Fr. Michael H. Crosby, OFMCap, a keynote speaker at the joint LCWR-CMSM assembly in 2004, lamented the fact that “we still have to worship a God that the Vatican says ‘wills that women not be ordained.’ That god is literally ‘unbelievable.’ It is a false god; it cannot be worshiped. And the prophet must speak truth to that power and be willing to accept the consequence of calling for justice, stopping the violence and bringing about the reign of God.”
The LCWR’s Systems Thinking Handbook describes a hypothetical case in which sisters differ over whether the Eucharist should be at the center of a special community celebration. The problem is that some of the sisters object to “priest-led liturgies.” The scenario, it seems, is not simply fictitious, for some LCWR speakers also mention the difficulty of finding ways to worship together as a faith community.
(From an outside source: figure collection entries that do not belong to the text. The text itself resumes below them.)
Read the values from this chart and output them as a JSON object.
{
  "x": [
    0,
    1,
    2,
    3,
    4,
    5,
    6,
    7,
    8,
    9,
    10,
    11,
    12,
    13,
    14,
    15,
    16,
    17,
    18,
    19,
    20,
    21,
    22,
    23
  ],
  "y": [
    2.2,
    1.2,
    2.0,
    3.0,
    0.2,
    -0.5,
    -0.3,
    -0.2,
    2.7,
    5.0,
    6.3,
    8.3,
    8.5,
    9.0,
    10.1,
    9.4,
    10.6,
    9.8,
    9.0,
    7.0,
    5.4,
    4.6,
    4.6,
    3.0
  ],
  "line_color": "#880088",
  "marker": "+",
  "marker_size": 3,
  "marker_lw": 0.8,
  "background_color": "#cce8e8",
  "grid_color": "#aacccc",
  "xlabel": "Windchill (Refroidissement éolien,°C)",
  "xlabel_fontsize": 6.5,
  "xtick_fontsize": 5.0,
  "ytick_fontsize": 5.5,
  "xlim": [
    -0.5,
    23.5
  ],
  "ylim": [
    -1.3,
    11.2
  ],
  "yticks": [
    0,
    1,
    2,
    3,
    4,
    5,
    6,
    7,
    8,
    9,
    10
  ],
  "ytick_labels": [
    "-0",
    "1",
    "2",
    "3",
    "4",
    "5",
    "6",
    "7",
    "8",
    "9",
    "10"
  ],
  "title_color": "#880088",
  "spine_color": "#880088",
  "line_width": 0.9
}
According to the Systems Thinking Handbook this difficulty is rooted in differences at the level of belief, but also different mental models—the “Western mind” and the “Organic mental model.” These, rather than Church doctrine, are offered as tools for the resolution of the case.
LCWR speakers also explore themes like global spirituality, the new cosmology, earth-justice and eco-feminism in ways that are frequently ambiguous, dubious or even erroneous with respect to Christian faith. And while the LCWR upholds Catholic social teaching in some areas, it is notably silent when it comes to two of the major moral challenges of our time: the right to life of the unborn, and the God-given meaning of marriage between one man and one woman.
Are these examples indicative of the thinking of all religious sisters in the United States whose communities are members of the LCWR? Certainly not.
Serious questions of faith undoubtedly arise among some women religious, as the LCWR maintains. However, is it the role of a pontifically recognized leadership group to criticize and undermine faith in church teaching by what is said and unsaid, or rather to work to create greater understanding and acceptance of what the Church believes and teaches?
Those who do not hold the teachings of the Catholic Church, or Catholics who dissent from those teachings, are quick to attack the CDF and bishops for taking the LCWR to task. However, a person who holds the reasonable view that a Catholic is someone who subscribes to the teachings of the Catholic Church will recognize that the Catholic Bishops have a legitimate cause for doctrinal concern about the activities of the LCWR, as evidenced by a number of its speakers and some of its resource documents.
A key question posed by the doctrinal assessment had to do with moving forward in a positive way. Would the LCWR at least acknowledge the CDF’s doctrinal concerns and be willing to take steps to remedy the situation? The response thus far is exemplified by the LCWR leadership’s choice of a New Age Futurist to address its 2012 assembly, and their decision to give an award this year to Sr. Sandra Schneiders, who has expressed the view that the hierarchical structure of the church represents an institutionalized form of patriarchal domination that cannot be reconciled with the Gospel.
This situation is now a source of controversy and misunderstanding, as well as misrepresentation. I am confident, however, that if the serious concerns of the CDF are accurately represented and discussed among all the sisters of our country, there will indeed be an opening to a new and positive relationship between women religious and the Church’s pastors in doctrinal matters, as there already is in so many other areas where mutual respect and cooperation abound.